Se déclenchent alors au milieu des années 1990 les premières campagnes conspirationnistes odieuses, associant homosexualité et pédophilie, prétendant lire des messages subliminaux dans les dessins animés, dont l’extrême droite actuelle ressuscite le fiel. Mais en réalité, elles n’ont jamais entamé la popularité ni enrayé la progression du chiffre d’affaires de la multinationale (qui possède désormais les autres usines à rêve que sont Star Wars, Marvel, Pixar et 20th Century Studios ainsi que sa propre chaîne de vidéo à la demande). Signe plus frappant encore, la mise à jour subtile de son image au travers de films dans lesquels l’ensemble des personnages sont des minorités (tels la famille hispanique d’Encanto ou les héros noirs de Black Panther) ou avec un premier film présentant un personnage explicitement homosexuel (Avengers : Endgame), furent des hits, aux États-Unis et dans le monde.
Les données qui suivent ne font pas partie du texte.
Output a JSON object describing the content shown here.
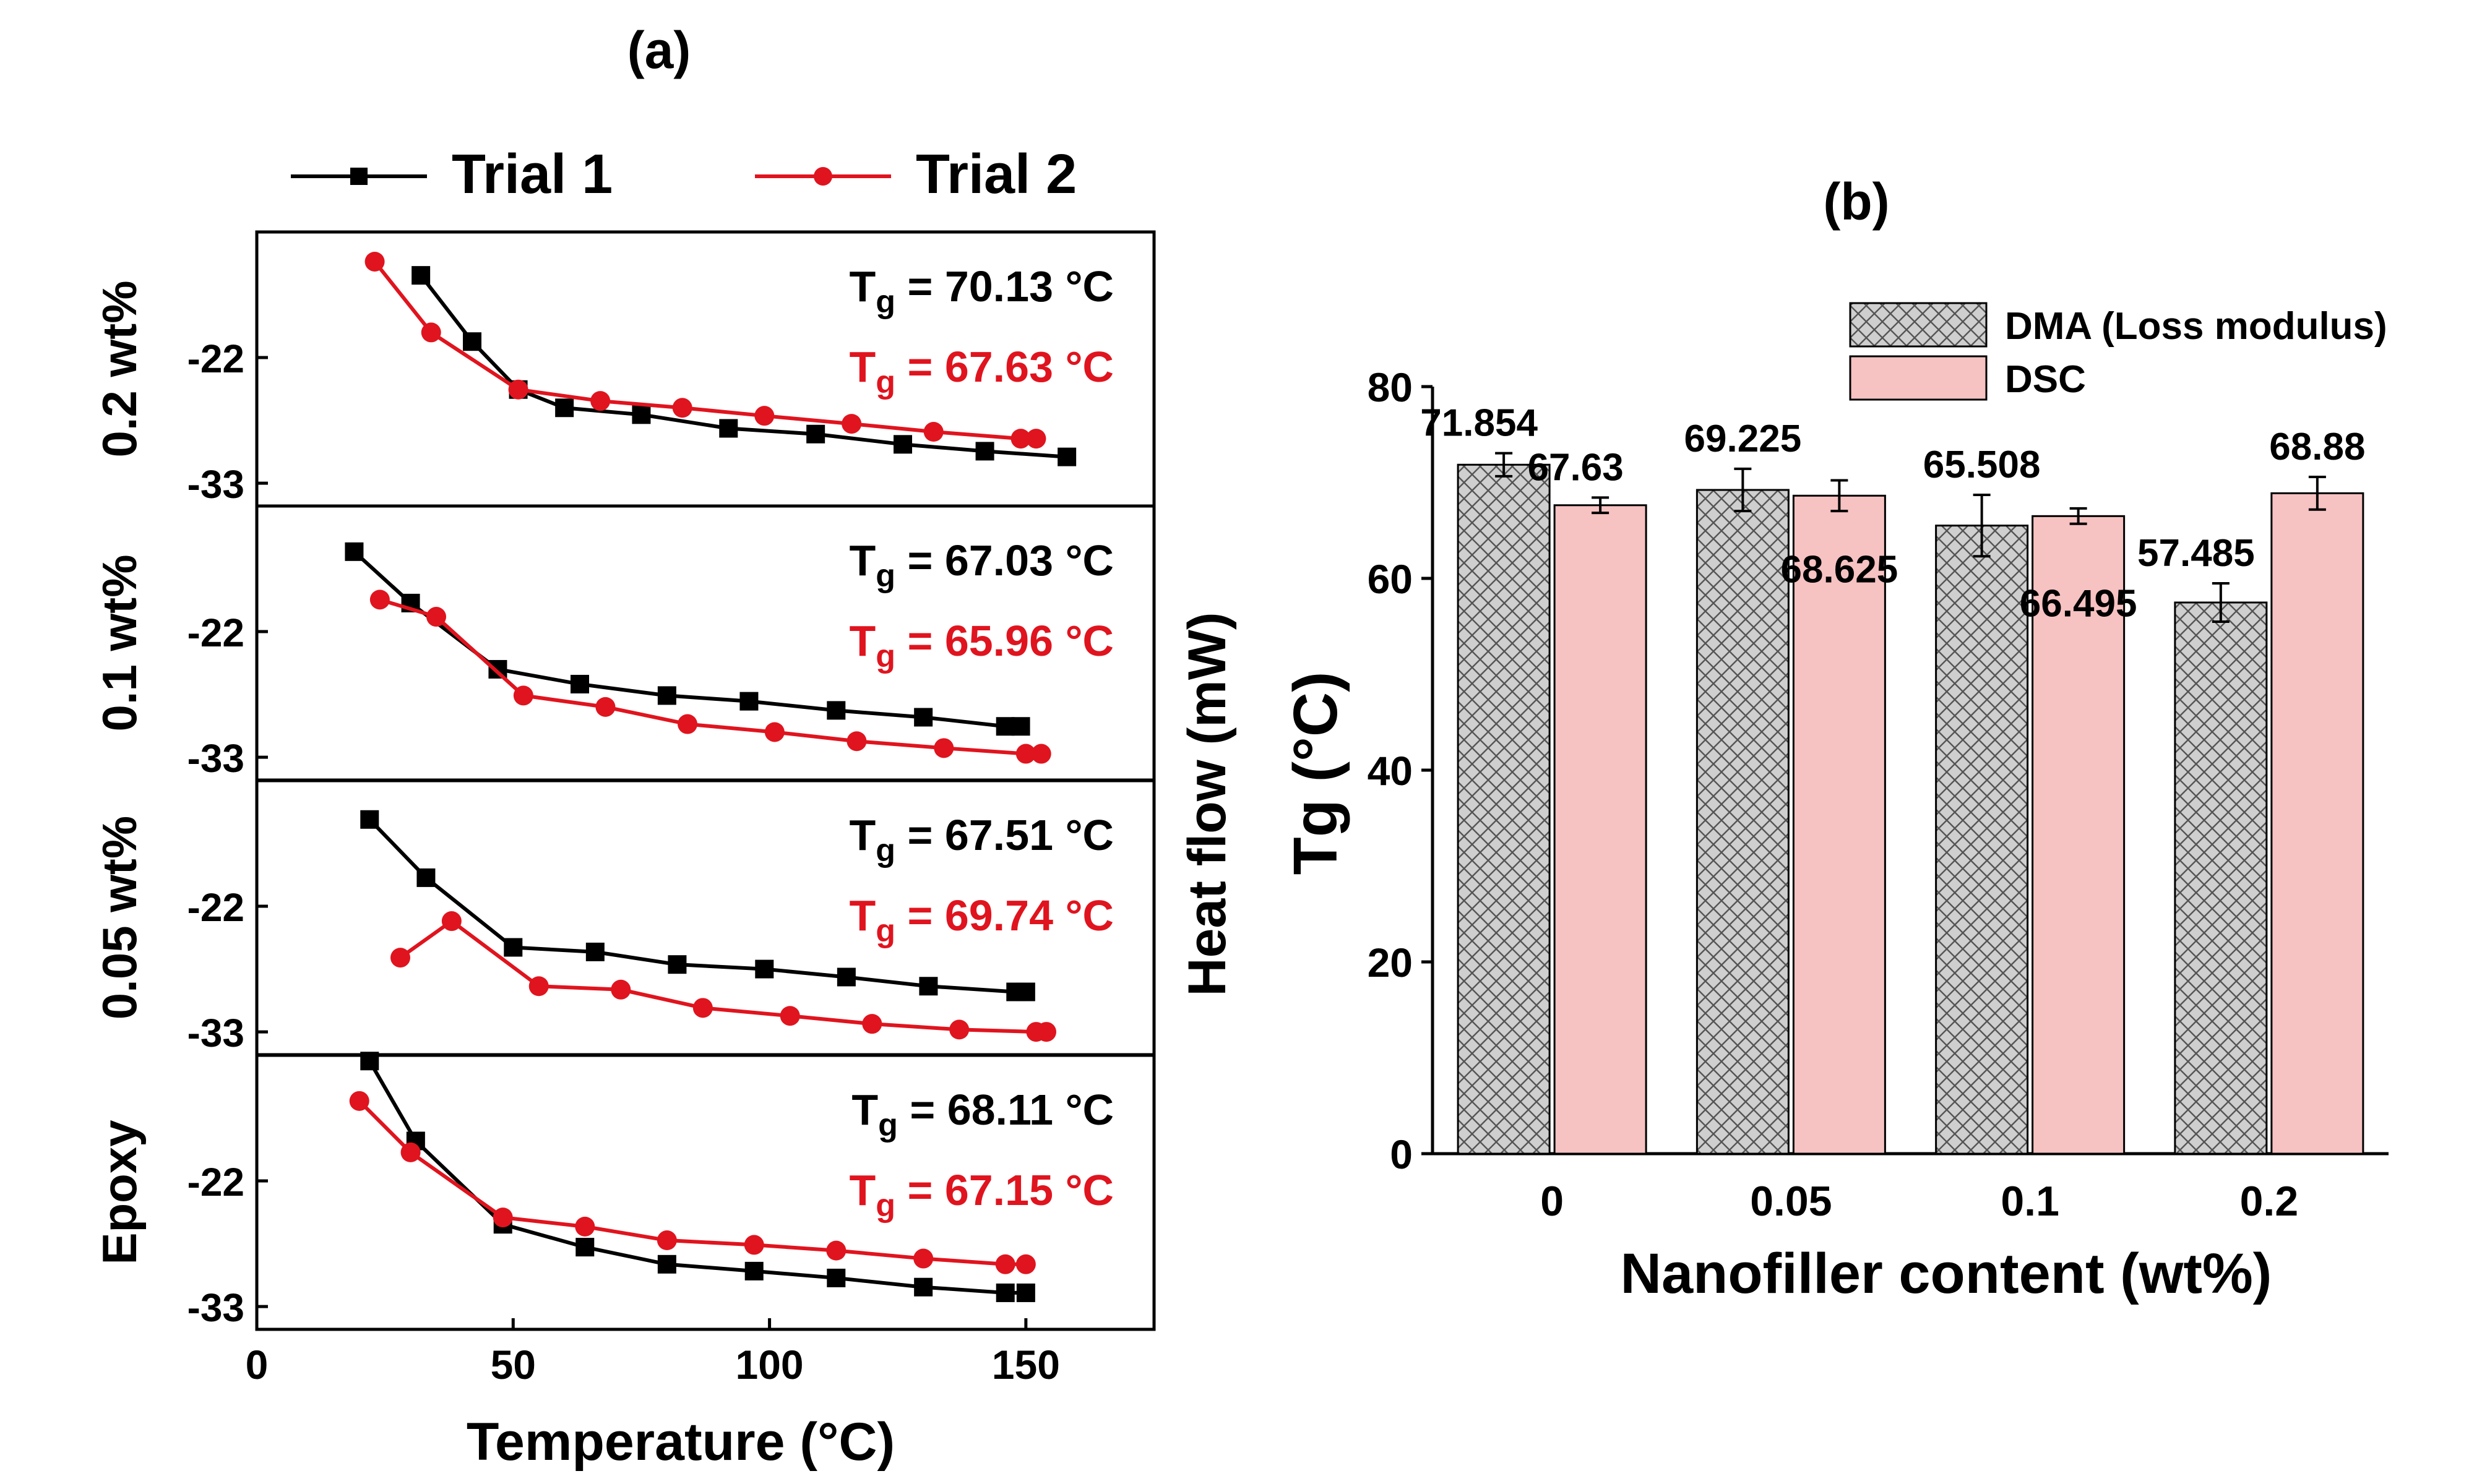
{
  "chart_data": [
    {
      "panel_label": "(a)",
      "type": "line",
      "xlabel": "Temperature (°C)",
      "ylabel": "Heat flow (mW)",
      "xlim": [
        0,
        175
      ],
      "x_ticks": [
        "0",
        "50",
        "100",
        "150"
      ],
      "x_tick_values": [
        0,
        50,
        100,
        150
      ],
      "legend": [
        {
          "name": "Trial 1",
          "color": "#000000",
          "marker": "square"
        },
        {
          "name": "Trial 2",
          "color": "#e0141e",
          "marker": "circle"
        }
      ],
      "legend_position": "top",
      "sub_panels": [
        {
          "name": "0.2 wt%",
          "ylim": [
            -35,
            -11
          ],
          "y_ticks": [
            "-22",
            "-33"
          ],
          "y_tick_values": [
            -22,
            -33
          ],
          "annotations": [
            {
              "sub": "g",
              "value": "= 70.13 °C",
              "color": "#000000"
            },
            {
              "sub": "g",
              "value": "= 67.63 °C",
              "color": "#e0141e"
            }
          ],
          "series": [
            {
              "name": "Trial 1",
              "x": [
                32,
                42,
                51,
                60,
                75,
                92,
                109,
                126,
                142,
                158
              ],
              "y": [
                -14.8,
                -20.6,
                -24.8,
                -26.4,
                -27.0,
                -28.2,
                -28.7,
                -29.6,
                -30.2,
                -30.7
              ]
            },
            {
              "name": "Trial 2",
              "x": [
                23,
                34,
                51,
                67,
                83,
                99,
                116,
                132,
                149,
                152
              ],
              "y": [
                -13.6,
                -19.8,
                -24.8,
                -25.8,
                -26.4,
                -27.1,
                -27.8,
                -28.5,
                -29.1,
                -29.1
              ]
            }
          ]
        },
        {
          "name": "0.1 wt%",
          "ylim": [
            -35,
            -11
          ],
          "y_ticks": [
            "-22",
            "-33"
          ],
          "y_tick_values": [
            -22,
            -33
          ],
          "annotations": [
            {
              "sub": "g",
              "value": "= 67.03 °C",
              "color": "#000000"
            },
            {
              "sub": "g",
              "value": "= 65.96 °C",
              "color": "#e0141e"
            }
          ],
          "series": [
            {
              "name": "Trial 1",
              "x": [
                19,
                30,
                47,
                63,
                80,
                96,
                113,
                130,
                146,
                149
              ],
              "y": [
                -15.0,
                -19.5,
                -25.3,
                -26.6,
                -27.6,
                -28.1,
                -28.9,
                -29.5,
                -30.3,
                -30.3
              ]
            },
            {
              "name": "Trial 2",
              "x": [
                24,
                35,
                52,
                68,
                84,
                101,
                117,
                134,
                150,
                153
              ],
              "y": [
                -19.2,
                -20.7,
                -27.6,
                -28.6,
                -30.1,
                -30.8,
                -31.6,
                -32.2,
                -32.7,
                -32.7
              ]
            }
          ]
        },
        {
          "name": "0.05 wt%",
          "ylim": [
            -35,
            -11
          ],
          "y_ticks": [
            "-22",
            "-33"
          ],
          "y_tick_values": [
            -22,
            -33
          ],
          "annotations": [
            {
              "sub": "g",
              "value": "= 67.51 °C",
              "color": "#000000"
            },
            {
              "sub": "g",
              "value": "= 69.74 °C",
              "color": "#e0141e"
            }
          ],
          "series": [
            {
              "name": "Trial 1",
              "x": [
                22,
                33,
                50,
                66,
                82,
                99,
                115,
                131,
                148,
                150
              ],
              "y": [
                -14.4,
                -19.5,
                -25.6,
                -26.0,
                -27.1,
                -27.5,
                -28.2,
                -29.0,
                -29.5,
                -29.5
              ]
            },
            {
              "name": "Trial 2",
              "x": [
                28,
                38,
                55,
                71,
                87,
                104,
                120,
                137,
                152,
                154
              ],
              "y": [
                -26.5,
                -23.3,
                -29.0,
                -29.3,
                -30.9,
                -31.6,
                -32.3,
                -32.8,
                -33.0,
                -33.0
              ]
            }
          ]
        },
        {
          "name": "Epoxy",
          "ylim": [
            -35,
            -11
          ],
          "y_ticks": [
            "-22",
            "-33"
          ],
          "y_tick_values": [
            -22,
            -33
          ],
          "annotations": [
            {
              "sub": "g",
              "value": "= 68.11 °C",
              "color": "#000000"
            },
            {
              "sub": "g",
              "value": "= 67.15 °C",
              "color": "#e0141e"
            }
          ],
          "series": [
            {
              "name": "Trial 1",
              "x": [
                22,
                31,
                48,
                64,
                80,
                97,
                113,
                130,
                146,
                150
              ],
              "y": [
                -11.5,
                -18.5,
                -25.8,
                -27.8,
                -29.3,
                -29.9,
                -30.5,
                -31.3,
                -31.8,
                -31.8
              ]
            },
            {
              "name": "Trial 2",
              "x": [
                20,
                30,
                48,
                64,
                80,
                97,
                113,
                130,
                146,
                150
              ],
              "y": [
                -15.0,
                -19.5,
                -25.2,
                -26.0,
                -27.2,
                -27.6,
                -28.1,
                -28.8,
                -29.3,
                -29.3
              ]
            }
          ]
        }
      ]
    },
    {
      "panel_label": "(b)",
      "type": "bar",
      "xlabel": "Nanofiller content (wt%)",
      "ylabel": "Tg (°C)",
      "ylim": [
        0,
        80
      ],
      "y_ticks": [
        "0",
        "20",
        "40",
        "60",
        "80"
      ],
      "y_tick_values": [
        0,
        20,
        40,
        60,
        80
      ],
      "categories": [
        "0",
        "0.05",
        "0.1",
        "0.2"
      ],
      "legend_position": "top-right",
      "series": [
        {
          "name": "DMA (Loss modulus)",
          "color": "#c8c8c8",
          "pattern": "crosshatch",
          "values": [
            71.854,
            69.225,
            65.508,
            57.485
          ],
          "labels": [
            "71.854",
            "69.225",
            "65.508",
            "57.485"
          ],
          "errors": [
            1.2,
            2.2,
            3.2,
            2.0
          ]
        },
        {
          "name": "DSC",
          "color": "#f7c2c2",
          "pattern": "solid",
          "values": [
            67.63,
            68.625,
            66.495,
            68.88
          ],
          "labels": [
            "67.63",
            "68.625",
            "66.495",
            "68.88"
          ],
          "errors": [
            0.8,
            1.6,
            0.8,
            1.7
          ]
        }
      ]
    }
  ]
}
La raison en est sans doute que, au-delà de la qualité intrinsèque des films et de la diversité du jeune public, demeure inaltérée la signature Disney : une représentation fabuleuse mais presque réelle de l’idéalisme fondamental de l’Américain, super-héros ordinaire, jamais vaincu par le destin. Walt n’en faisait pas mystère, il voulait, selon ses propres mots, célébrer « les idéaux, les rêves et faits réels qui ont créé l’Amérique... avec l’espoir qu’ils seront une source de joie et d’inspiration pour le monde entier ». Ce mythe national de l’exceptionnalisme de la bannière étoilée peut bien se décliner sous des traits africains, chinois ou transgenres, il n’en reste pas moins l’un des grands lieux communs, éminemment consensuel, du conservatisme américain.